Monday, March 10, 2014

Cardinal Jean Guenolé Marie Daniélou, S.J. On The Angels Of Earth And The Angels Of Heaven

Saint Trophim at Arles
St. Ephrem sees the angels, "taking up the soul (after it has left the body) and carrying it through the upper  air." This belief is responsible for the numerous representations of angels on the funeral monuments. These continue up to the Middle Ages. The front gate of Saint-Trophime at Arles pictures a soul being carried by an angel into the bosom of Abraham. In the dialogues of St. Gregory the Great, so filled with allusions to the invisible world, the angels often come to serve the saints at the hour of their death. The witnesses who were assisting at the death of the pious Stephan saw the angel 
"without being able to express what they had seen because they were so struck with fear." 
The death of the saints appears as a mystery full of sacred terror. The hymns of the angels fill the soul with so divine a joy that does not notice the sufferings of death. And during its voyage toward heaven, the angels scatter the demons who try to bar the soul's advance. Secondly, the angels of heaven, the guardians of Paradise, are asked to permit the soul to enter there. Here once again we find that there are two groups, the angels of earth and the angels of heaven. Just as the liturgy invokes the angels who lead the soul into Paradise, it also contains allusions to those who welcome the soul there. The Apostalic Constitutions contain a prayer for the dead which is drawn up in this manner: 
"Cast thine eyes upon this servant. Forgive him if he has sinned and make the angels well-disposed toward him." 
St. Ephrem pictures the confusion of a man confronted by heavenly powers, "when the armies of the lord show themselves and when the divine commanders bid him leave the bodies behind. he shakes, he trembles at the unaccustomed sight of these figures, these choirs which he has never seen before. All of us, trembling, say to each other: 'Pray that your soul leave your body in peace.
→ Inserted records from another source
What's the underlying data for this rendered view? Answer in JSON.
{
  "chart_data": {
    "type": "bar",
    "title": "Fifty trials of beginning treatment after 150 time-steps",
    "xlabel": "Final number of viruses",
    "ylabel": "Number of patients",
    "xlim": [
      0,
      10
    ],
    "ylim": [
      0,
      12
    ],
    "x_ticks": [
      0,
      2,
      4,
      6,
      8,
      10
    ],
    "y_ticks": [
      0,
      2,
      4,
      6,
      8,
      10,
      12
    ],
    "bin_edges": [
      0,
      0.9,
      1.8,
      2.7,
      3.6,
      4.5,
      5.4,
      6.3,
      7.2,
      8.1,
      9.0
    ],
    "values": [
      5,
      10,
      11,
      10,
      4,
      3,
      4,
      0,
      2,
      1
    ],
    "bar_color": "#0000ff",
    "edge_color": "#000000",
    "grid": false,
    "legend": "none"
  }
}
Pray that it find the angels well-disposed.'" This is an echo of the the liturgical prayer of the Constitutions. Gregory of Nyssa insists on this point to demonstrate the necessity of Baptism: 
"I do not know whether, once it has left the body, the angels will receive the soul which has not been illuminated and adorned with grace of regeneration. For how could they, if it does not bear the seal and has no sign of its quality? Probably it is borne upon the air, wandering and vagabond." 
This twofold aspect of the relation between death and the angels is expressed in the prayer which an early apocryphal writer puts into the mouth of Saint Joseph at his death: "But now O my Lord, let your holy angel keep close to my soul and my body until they separate from each other without pain. Do not permit that the angel who was attached to me since the day you formed me up to now should turn toward me, his countenance smouldering with anger, when we are on our way along the round that leads to you. Do not allow my soul to be stopped by the keepers of the gate and do not put me to shame before your fearful tribunal. Do not loose against me the floods of the river of fire in which all souls are purified before they see the glory of your divinity, O God, You who judge each one in truth and justice."

1 comment:

Qualis Rex said...

This is a very chilling and at the same time comforting allegory. For what it's worth, I can attest it first hand; terror at leaving behind the world and comfort at what awaits you. It felt a bit like a roller-coaster ride as you are on the descent (only you feel like you are speeding upwards). Like I said...For what it's worth.